The Arts
An Interview With Boulder City's First Lady Connie Ferraro
by Ev Chase
I have done interviews so many times before I should not be surprised by what I see and hear - for many different reasons. Normally I do not look forward to an interview with a surprise lest I become disappointed. No problem here - Connie Ferraro is a pleasant surprise.
How many people dream and how many people are able to follow that dream? Whatever the number, Connie Ferraro, at a very early age, followed her dream of being a dancer and found out she was not only a dreamer, but an achiever.
"Actually, I was extremely shy when I was little. When someone would come to the door, I would run away," Connie says. "But sometimes I would dance."
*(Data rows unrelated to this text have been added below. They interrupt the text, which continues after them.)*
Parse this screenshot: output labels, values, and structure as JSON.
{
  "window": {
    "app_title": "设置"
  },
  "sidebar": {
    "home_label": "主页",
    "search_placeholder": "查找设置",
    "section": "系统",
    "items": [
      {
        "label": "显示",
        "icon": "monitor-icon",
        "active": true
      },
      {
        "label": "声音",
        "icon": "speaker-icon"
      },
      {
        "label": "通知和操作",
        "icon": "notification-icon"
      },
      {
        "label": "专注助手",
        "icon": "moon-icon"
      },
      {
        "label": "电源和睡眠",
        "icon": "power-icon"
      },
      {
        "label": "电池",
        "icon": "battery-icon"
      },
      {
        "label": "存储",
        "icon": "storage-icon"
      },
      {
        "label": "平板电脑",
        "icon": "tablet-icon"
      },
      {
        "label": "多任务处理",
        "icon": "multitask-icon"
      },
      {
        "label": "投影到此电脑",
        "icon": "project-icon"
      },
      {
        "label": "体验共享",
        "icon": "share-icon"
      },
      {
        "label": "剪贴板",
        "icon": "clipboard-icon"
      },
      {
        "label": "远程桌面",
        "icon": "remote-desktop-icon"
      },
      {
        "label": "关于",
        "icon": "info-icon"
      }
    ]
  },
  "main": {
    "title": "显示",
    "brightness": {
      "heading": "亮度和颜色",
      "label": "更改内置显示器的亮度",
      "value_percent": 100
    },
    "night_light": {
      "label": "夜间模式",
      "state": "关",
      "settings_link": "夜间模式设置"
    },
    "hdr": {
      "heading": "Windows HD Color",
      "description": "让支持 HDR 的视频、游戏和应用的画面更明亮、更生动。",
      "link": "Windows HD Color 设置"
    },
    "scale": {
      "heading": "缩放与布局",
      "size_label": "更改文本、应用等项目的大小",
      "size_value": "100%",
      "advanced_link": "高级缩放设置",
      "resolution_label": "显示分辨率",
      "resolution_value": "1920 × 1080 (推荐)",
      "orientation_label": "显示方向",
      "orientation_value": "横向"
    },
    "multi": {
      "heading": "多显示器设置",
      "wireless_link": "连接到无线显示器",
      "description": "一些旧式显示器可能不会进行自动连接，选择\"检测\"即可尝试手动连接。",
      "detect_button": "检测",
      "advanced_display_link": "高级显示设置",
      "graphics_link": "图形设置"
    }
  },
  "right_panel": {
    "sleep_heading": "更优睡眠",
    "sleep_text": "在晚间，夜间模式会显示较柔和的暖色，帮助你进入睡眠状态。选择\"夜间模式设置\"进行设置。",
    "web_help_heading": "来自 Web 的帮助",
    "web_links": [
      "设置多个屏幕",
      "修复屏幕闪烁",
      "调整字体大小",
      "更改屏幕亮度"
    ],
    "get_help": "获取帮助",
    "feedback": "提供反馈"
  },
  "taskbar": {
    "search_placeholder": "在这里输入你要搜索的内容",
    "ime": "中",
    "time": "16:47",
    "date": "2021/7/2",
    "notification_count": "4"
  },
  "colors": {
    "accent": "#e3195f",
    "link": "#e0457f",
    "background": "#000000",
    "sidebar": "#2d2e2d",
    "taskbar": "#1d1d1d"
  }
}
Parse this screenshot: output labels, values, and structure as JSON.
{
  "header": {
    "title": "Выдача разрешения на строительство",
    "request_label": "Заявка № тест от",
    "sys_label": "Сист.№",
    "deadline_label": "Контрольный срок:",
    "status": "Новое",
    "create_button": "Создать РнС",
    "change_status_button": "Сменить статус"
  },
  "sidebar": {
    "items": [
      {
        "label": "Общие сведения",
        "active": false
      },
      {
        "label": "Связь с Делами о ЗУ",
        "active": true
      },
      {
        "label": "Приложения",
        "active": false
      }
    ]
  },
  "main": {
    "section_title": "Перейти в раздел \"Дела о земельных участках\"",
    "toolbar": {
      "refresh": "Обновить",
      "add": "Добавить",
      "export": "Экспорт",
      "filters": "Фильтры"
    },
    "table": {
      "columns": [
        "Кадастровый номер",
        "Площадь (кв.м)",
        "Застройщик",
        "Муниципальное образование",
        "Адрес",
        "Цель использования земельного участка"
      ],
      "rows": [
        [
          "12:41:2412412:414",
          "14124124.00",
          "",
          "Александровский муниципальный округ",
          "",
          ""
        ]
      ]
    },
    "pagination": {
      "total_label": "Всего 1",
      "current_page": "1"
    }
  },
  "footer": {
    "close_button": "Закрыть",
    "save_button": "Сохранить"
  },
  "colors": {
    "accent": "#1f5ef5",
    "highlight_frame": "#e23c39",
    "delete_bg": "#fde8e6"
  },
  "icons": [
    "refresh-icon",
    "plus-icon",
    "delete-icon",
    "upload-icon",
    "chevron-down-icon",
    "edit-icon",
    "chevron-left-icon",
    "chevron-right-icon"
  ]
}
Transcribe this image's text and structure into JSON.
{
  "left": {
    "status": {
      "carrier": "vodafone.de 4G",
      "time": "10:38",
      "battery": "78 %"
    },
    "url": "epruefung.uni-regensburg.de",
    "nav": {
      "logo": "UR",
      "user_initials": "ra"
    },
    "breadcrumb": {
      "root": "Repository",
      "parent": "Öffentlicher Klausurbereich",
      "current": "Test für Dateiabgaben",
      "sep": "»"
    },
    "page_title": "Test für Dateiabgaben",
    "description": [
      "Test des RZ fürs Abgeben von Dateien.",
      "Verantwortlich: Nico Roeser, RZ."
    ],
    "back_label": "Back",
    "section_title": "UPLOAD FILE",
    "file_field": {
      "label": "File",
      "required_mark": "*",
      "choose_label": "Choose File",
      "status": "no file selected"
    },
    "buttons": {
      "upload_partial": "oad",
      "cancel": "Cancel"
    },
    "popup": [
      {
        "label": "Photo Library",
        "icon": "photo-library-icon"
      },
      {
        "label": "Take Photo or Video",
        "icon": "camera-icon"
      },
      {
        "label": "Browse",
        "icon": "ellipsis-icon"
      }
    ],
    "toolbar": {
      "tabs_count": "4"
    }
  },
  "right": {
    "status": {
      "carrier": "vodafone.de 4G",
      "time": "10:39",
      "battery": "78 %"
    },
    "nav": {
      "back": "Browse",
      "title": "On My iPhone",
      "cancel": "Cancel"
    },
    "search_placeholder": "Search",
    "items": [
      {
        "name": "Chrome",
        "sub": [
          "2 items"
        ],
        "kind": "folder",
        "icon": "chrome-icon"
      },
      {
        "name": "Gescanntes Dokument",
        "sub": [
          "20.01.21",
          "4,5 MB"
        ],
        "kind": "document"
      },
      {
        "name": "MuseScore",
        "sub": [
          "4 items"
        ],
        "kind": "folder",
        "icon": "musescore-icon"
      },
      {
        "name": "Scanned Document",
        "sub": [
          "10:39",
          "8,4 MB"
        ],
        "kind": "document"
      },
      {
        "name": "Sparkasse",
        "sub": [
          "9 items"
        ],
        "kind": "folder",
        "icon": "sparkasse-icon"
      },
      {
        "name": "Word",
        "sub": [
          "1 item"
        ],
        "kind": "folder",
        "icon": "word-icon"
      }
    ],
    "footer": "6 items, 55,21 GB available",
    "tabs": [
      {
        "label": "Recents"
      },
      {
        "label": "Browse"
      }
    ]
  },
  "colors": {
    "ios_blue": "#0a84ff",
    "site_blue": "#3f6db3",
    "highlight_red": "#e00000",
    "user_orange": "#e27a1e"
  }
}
She couldn't have run too far and she must have shed her shy coat early on in life too, because at the age of six she was already taking dancing lessons.
"My parents thought it was one way to open me up," Connie says. "I had a choice between dance and violin."
Connie's choice and her focus during her school years was on dancing. That early choice set Connie on an unwavering career path of dancing and show productions lasting more than 30 years.
When Connie finished high school, she left her Pennsylvania home excited about her chosen career in dance and an eye on the best place to begin - The Big Apple.
"I knew after I graduated from high school I would be going to New York," Connie says. "I went to Manhattan to continued my dancing lessons."
Not only did she continue her dance lessons, but in time she began auditioning for Broadway shows and finding success in her chosen career.
"I did a lot of auditions, Broadway shows, and TV," says Connie.
Her entertainment experiences included Ed Sullivan, Don Amici, and Shirley Maclaine. It was during this dancing and production company career she started taking sketching classes.
"I did a lot of dancing. That was my whole life. But while I was dancing, I started going to the art student league to take sketching lessons.
"While I was sitting around waiting for the next dance number I was sketching everybody. That's how I started with painting."
Talented people will often develope talent in another areas and so be it with Connie. Her art talent may be traced to her father, who during her early years made a serious effort to gain fame and fortune as an artist.
"He took off from work for a year to exhibit," Connie says. "Although he exhibited a lot of his work in different galleries, he was not really successful."
But for Connie, an art career, although not yet approaching her dancing success, appears to be shaping up quite nicely.